If we apply the argument from potential to hSCBEMs, we find that it is in principle applicable. An hSCBEM with the potential to develop into a born human being would have the same moral importance and status as a human embryo, because it has the same potential. But hSCBEMs are techno-scientific artefacts and this means that determining the potential of a newly developed hSCBEM raises a number of epistemic and definitional problems. We have plentiful knowledge of the potential of a human embryo, but very little knowledge about the potential of a new hSCBEM that has just been constructed. We may to some extent be able to predict its potential, but we will not know what the potential is until we have allowed the model to develop.
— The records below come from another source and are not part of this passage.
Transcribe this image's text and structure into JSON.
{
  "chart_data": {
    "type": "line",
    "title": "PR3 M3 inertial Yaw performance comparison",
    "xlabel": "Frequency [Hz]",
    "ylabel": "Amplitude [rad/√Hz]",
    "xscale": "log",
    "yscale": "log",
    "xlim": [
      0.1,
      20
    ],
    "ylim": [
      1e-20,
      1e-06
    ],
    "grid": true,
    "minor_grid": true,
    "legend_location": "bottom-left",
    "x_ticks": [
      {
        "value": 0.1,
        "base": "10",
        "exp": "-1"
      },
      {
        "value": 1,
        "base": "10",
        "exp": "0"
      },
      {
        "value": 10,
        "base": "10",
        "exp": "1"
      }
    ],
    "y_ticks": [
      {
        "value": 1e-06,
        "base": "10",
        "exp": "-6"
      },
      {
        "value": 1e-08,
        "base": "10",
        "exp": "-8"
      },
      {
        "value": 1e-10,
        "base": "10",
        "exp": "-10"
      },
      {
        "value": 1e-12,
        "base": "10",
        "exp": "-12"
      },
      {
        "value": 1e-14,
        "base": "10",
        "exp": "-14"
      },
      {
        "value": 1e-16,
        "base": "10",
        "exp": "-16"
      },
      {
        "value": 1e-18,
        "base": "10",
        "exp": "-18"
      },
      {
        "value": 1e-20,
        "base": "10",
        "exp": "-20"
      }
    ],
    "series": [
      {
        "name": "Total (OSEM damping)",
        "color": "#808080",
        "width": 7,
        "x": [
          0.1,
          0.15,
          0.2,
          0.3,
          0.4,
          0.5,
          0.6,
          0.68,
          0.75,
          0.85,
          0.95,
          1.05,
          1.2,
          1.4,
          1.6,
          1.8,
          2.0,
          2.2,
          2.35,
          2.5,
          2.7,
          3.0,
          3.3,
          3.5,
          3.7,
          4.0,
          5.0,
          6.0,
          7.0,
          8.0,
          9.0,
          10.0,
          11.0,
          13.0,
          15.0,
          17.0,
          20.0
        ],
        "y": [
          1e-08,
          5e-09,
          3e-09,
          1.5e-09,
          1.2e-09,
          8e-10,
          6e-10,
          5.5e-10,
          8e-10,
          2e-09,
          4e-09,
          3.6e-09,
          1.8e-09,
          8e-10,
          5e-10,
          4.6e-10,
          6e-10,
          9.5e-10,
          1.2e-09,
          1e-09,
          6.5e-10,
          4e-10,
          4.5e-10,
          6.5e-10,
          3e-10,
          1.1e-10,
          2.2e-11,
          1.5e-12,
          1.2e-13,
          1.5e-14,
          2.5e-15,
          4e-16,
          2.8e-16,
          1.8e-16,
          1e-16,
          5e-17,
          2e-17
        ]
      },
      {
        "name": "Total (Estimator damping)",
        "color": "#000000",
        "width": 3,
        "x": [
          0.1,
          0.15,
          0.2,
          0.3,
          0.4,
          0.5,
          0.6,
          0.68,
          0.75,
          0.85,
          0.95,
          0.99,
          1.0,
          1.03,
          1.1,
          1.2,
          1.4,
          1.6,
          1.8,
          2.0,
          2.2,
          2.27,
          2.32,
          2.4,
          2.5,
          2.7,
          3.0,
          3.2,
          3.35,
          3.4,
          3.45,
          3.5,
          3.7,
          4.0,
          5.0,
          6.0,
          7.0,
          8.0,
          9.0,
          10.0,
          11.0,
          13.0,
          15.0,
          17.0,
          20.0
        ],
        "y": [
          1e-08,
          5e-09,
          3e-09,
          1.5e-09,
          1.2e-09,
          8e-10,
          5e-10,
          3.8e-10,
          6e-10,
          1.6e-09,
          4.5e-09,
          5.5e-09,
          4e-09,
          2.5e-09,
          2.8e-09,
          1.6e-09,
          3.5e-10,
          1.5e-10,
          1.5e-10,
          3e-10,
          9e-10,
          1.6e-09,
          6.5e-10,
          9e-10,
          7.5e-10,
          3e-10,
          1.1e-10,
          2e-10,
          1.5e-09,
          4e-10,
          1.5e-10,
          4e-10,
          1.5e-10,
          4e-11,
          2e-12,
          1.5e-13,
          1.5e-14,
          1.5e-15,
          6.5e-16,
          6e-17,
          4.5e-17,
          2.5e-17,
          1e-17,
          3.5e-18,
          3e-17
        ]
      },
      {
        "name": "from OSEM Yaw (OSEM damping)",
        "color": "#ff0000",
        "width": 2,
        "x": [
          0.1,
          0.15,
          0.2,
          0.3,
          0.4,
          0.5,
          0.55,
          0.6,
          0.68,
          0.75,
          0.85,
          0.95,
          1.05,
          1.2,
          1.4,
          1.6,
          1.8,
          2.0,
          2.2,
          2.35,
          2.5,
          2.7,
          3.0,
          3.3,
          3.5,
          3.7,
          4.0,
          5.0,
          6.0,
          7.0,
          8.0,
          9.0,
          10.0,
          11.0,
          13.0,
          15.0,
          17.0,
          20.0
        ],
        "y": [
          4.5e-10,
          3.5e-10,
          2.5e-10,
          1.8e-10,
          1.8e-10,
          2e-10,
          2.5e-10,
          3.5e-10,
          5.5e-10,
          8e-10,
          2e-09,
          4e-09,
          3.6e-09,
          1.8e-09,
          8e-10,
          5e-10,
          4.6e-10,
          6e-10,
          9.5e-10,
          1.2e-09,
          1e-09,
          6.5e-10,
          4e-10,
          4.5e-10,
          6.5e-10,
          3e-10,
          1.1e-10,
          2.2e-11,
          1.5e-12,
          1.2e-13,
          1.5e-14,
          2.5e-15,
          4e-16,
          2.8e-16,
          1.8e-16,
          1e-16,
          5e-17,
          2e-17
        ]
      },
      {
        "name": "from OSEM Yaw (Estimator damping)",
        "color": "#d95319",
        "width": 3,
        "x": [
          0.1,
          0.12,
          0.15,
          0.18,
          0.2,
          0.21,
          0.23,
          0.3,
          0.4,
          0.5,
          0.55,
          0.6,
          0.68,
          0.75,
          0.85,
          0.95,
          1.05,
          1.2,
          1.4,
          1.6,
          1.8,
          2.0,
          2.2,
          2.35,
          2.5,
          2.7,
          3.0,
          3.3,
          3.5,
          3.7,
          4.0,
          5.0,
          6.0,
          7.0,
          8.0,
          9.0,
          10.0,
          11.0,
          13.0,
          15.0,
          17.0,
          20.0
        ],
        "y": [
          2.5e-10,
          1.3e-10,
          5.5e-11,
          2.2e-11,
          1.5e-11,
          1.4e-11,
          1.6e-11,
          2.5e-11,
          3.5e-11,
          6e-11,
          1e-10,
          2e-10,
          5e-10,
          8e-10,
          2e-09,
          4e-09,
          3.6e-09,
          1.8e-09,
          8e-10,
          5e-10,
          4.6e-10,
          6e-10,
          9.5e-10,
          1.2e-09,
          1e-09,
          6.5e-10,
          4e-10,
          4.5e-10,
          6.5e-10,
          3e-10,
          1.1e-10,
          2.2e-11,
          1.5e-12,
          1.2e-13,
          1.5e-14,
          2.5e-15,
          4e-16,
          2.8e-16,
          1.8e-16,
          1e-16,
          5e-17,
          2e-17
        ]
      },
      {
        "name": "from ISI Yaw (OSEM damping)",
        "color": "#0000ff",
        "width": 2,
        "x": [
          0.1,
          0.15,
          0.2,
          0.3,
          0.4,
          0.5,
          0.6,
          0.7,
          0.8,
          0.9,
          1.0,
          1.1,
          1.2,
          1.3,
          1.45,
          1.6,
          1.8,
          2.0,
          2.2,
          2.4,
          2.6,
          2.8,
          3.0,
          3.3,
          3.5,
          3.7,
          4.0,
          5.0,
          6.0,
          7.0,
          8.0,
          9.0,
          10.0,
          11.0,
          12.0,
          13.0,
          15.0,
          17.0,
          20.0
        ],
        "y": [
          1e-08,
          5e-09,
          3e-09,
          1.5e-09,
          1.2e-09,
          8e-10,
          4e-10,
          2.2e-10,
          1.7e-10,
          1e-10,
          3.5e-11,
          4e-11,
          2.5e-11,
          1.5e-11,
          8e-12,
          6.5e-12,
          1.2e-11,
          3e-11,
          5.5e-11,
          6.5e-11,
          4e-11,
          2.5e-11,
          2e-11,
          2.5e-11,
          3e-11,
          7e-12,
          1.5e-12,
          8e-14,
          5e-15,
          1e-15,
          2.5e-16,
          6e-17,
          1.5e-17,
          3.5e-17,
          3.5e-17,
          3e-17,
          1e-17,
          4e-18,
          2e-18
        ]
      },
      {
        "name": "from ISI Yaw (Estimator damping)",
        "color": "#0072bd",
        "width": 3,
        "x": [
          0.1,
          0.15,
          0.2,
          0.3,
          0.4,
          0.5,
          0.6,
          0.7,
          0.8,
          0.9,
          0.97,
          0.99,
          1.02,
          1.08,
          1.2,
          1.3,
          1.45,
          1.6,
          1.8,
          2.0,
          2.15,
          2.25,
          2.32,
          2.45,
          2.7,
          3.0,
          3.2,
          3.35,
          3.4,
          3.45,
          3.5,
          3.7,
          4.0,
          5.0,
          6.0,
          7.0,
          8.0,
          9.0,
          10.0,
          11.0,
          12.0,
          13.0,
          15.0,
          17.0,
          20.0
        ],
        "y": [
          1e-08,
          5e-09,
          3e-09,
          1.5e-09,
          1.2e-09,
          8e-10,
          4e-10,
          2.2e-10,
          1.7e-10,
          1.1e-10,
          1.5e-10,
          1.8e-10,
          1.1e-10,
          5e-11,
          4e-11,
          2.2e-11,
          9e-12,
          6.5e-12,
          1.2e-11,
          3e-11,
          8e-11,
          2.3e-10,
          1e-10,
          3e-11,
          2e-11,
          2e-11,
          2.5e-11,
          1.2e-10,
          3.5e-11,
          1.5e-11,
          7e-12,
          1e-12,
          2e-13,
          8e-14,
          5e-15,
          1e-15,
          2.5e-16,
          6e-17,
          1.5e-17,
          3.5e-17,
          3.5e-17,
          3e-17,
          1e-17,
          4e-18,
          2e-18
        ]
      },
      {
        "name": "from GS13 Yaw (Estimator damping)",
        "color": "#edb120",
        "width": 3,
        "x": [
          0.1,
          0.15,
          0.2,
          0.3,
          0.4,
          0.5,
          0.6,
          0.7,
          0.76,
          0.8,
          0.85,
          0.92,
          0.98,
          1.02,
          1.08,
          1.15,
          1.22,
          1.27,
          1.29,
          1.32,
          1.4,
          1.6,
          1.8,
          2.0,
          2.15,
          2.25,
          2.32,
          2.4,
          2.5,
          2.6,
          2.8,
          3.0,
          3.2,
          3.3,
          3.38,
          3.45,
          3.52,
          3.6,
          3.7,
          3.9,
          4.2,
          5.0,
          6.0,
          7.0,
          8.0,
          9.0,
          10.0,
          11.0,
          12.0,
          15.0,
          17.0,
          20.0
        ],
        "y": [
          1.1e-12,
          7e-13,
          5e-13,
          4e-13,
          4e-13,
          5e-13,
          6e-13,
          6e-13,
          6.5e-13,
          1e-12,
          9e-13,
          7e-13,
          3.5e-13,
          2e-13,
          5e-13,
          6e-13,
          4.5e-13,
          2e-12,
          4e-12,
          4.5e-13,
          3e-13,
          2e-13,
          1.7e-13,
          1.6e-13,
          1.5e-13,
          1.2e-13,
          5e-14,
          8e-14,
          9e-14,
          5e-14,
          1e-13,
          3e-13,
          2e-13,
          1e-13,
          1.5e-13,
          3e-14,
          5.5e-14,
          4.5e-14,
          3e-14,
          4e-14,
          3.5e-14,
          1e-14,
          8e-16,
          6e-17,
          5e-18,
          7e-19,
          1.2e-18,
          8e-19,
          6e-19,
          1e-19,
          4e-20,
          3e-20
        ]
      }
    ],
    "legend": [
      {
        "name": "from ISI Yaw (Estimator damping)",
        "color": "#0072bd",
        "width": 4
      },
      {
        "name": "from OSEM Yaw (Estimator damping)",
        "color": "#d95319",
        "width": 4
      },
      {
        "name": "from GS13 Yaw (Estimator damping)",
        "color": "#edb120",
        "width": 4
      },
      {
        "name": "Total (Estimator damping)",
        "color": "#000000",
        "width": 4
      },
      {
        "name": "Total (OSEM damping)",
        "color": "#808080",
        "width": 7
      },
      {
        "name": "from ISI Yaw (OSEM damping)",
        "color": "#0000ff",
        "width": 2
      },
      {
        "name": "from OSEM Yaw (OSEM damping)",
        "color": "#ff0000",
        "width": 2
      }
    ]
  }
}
Furthermore, whereas we can precisely identify human embryos, the model concept is malleable and we need a non-arbitrary way of defining which changes to a model also changes its identity from one model to another model. This is not a trivial task. Taken together, these problems undermine regulatory proposals built on distinctions such as the ISSCR distinction between integrated and non-integrated hSCBEM, and Rivron et al.’s identification of morphological and analogical tipping points. They undermine them because there is a realistic possibility that researchers develop an hSCBEM with the same potential as an embryo, before it is realised that that would be an implication of the next step in hSCBEM development; i.e., we cannot rely on the proposed distinctions to identify the developments we need to regulate.